Para evitar possíveis mal-entendidos uma palavra [ainda]. Eu de modo nenhum pinto de cor-de-rosa as figuras do capitalista e do proprietário fundiário. Mas trata-se aqui de pessoas apenas na medida em que são a personificação de categorias económicas, portadores de determinadas relações de classes e interesses. Menos do que qualquer outro pode o meu ponto de vista — que apreende o desenvolvimento da formação económica da sociedade como um processo histórico natural — tornar o indivíduo responsável por relações, das quais ele socialmente permanece criatura, por muito que subjetivamente ele se possa elevar acima delas.

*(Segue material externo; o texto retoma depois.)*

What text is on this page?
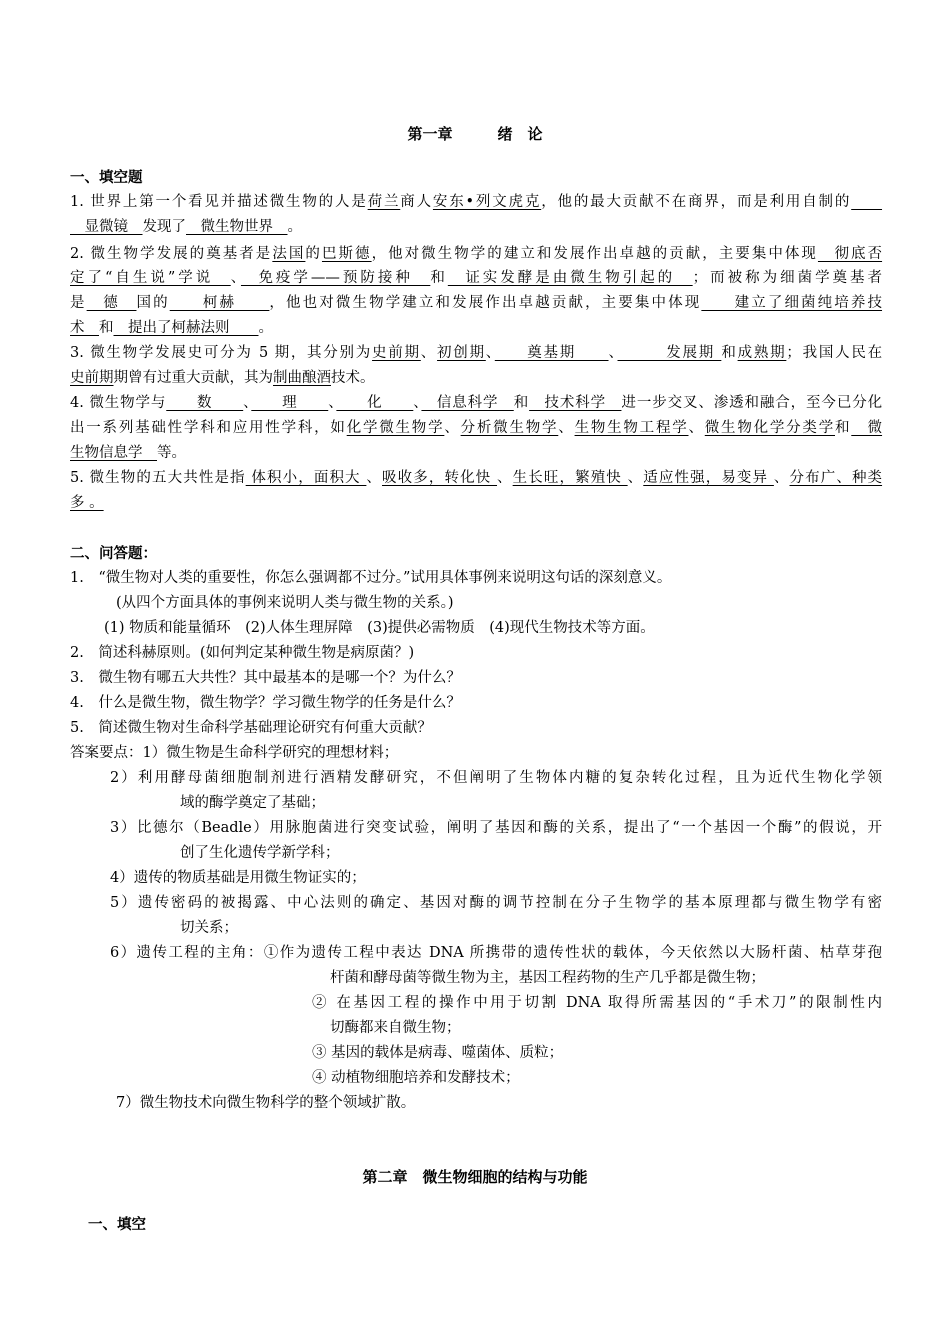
第一章　　　绪　论
一、填空题
1. 世界上第一个看见并描述微生物的人是荷兰商人安东•列文虎克，他的最大贡献不在商界，而是利用自制的　　
　显微镜　发现了　微生物世界　。
2. 微生物学发展的奠基者是法国的巴斯德，他对微生物学的建立和发展作出卓越的贡献，主要集中体现　彻底否
定了“自生说”学说　、　免疫学——预防接种　和　证实发酵是由微生物引起的　；而被称为细菌学奠基者
是　德　国的　　柯赫　　，他也对微生物学建立和发展作出卓越贡献，主要集中体现　　建立了细菌纯培养技
术　和　提出了柯赫法则　　。
3. 微生物学发展史可分为 5 期，其分别为史前期、初创期、　　奠基期　　、　　　发展期 和成熟期；我国人民在
史前期期曾有过重大贡献，其为制曲酿酒技术。
4. 微生物学与　　数　　、　　理　　、　　化　　、　信息科学　和　技术科学　进一步交叉、渗透和融合，至今已分化
出一系列基础性学科和应用性学科，如化学微生物学、分析微生物学、生物生物工程学、微生物化学分类学和　微
生物信息学　等。
5. 微生物的五大共性是指 体积小，面积大 、吸收多，转化快 、生长旺，繁殖快 、适应性强，易变异 、分布广、种类
多 。
二、问答题：
1.　“微生物对人类的重要性，你怎么强调都不过分。”试用具体事例来说明这句话的深刻意义。
(从四个方面具体的事例来说明人类与微生物的关系。)
(1) 物质和能量循环　(2)人体生理屏障　(3)提供必需物质　(4)现代生物技术等方面。
2.　简述科赫原则。(如何判定某种微生物是病原菌？)
3.　微生物有哪五大共性？其中最基本的是哪一个？为什么？
4.　什么是微生物，微生物学？学习微生物学的任务是什么？
5.　简述微生物对生命科学基础理论研究有何重大贡献？
答案要点：1）微生物是生命科学研究的理想材料；
2）利用酵母菌细胞制剂进行酒精发酵研究，不但阐明了生物体内糖的复杂转化过程，且为近代生物化学领
域的酶学奠定了基础；
3）比德尔（Beadle）用脉胞菌进行突变试验，阐明了基因和酶的关系，提出了“一个基因一个酶”的假说，开
创了生化遗传学新学科；
4）遗传的物质基础是用微生物证实的；
5）遗传密码的被揭露、中心法则的确定、基因对酶的调节控制在分子生物学的基本原理都与微生物学有密
切关系；
6）遗传工程的主角：①作为遗传工程中表达 DNA 所携带的遗传性状的载体，今天依然以大肠杆菌、枯草芽孢
杆菌和酵母菌等微生物为主，基因工程药物的生产几乎都是微生物；
② 在基因工程的操作中用于切割 DNA 取得所需基因的“手术刀”的限制性内
切酶都来自微生物；
③ 基因的载体是病毒、噬菌体、质粒；
④ 动植物细胞培养和发酵技术；
7）微生物技术向微生物科学的整个领域扩散。
第二章　微生物细胞的结构与功能
一、填空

No domínio da economia política a investigação científica livre não encontra apenas o mesmo inimigo que em todos os outros domínios. A natureza peculiar da matéria que manuseia chama ao campo da luta contra ela as paixões mais violentas, mais mesquinhas e mais odiosas do peito humano, as Fúrias do interesse privado. A Igreja Superior inglesa, p. ex., mais depressa perdoa o ataque a 38 dos seus 39 artigos de fé do que a 1/39 do seu rendimento em dinheiro. Hoje em dia o próprio ateísmo é uma culpa levis, em comparação com a crítica das relações de propriedade tradicionais. Contudo, há aqui um progresso que se não pode desconhecer. Remeto, p. ex., para o Livro Azul publicado nas últimas semanas: Correspondence with Her Majesty's Missions Abroad, Regarding Industrial Questions and Trades Unions. Os representantes externos da coroa inglesa exprimem aqui secamente que, na Alemanha, França, em suma, em todos os estados civilizados [Kulturstaaten] do continente europeu, uma transformação das relações existentes entre capital e trabalho é tão perceptível e tão inevitável como em Inglaterra. Ao mesmo tempo, do outro lado do oceano Atlântico, o senhor Wade, vice-presidente dos Estados Unidos da América do Norte, declarava em meetings públicos: depois da abolição da escravatura a transformação das relações de capital e de propriedade fundiária entrou na ordem do dia! Estes são sinais dos tempos que não se deixam esconder por mantos de púrpura ou sotainas pretas. Não significam que amanhã acontecerá um milagre. Mostram como mesmo nas classes dominantes desponta o pressentimento de que a sociedade atual não é um cristal sólido, mas um organismo capaz de transformação e que está constantemente em processo de transformação.

O segundo volume deste escrito tratará do processo de circulação do capital (Livro II) e das configurações do processo total (Livro III); o terceiro e último (Livro IV), da história da teoria.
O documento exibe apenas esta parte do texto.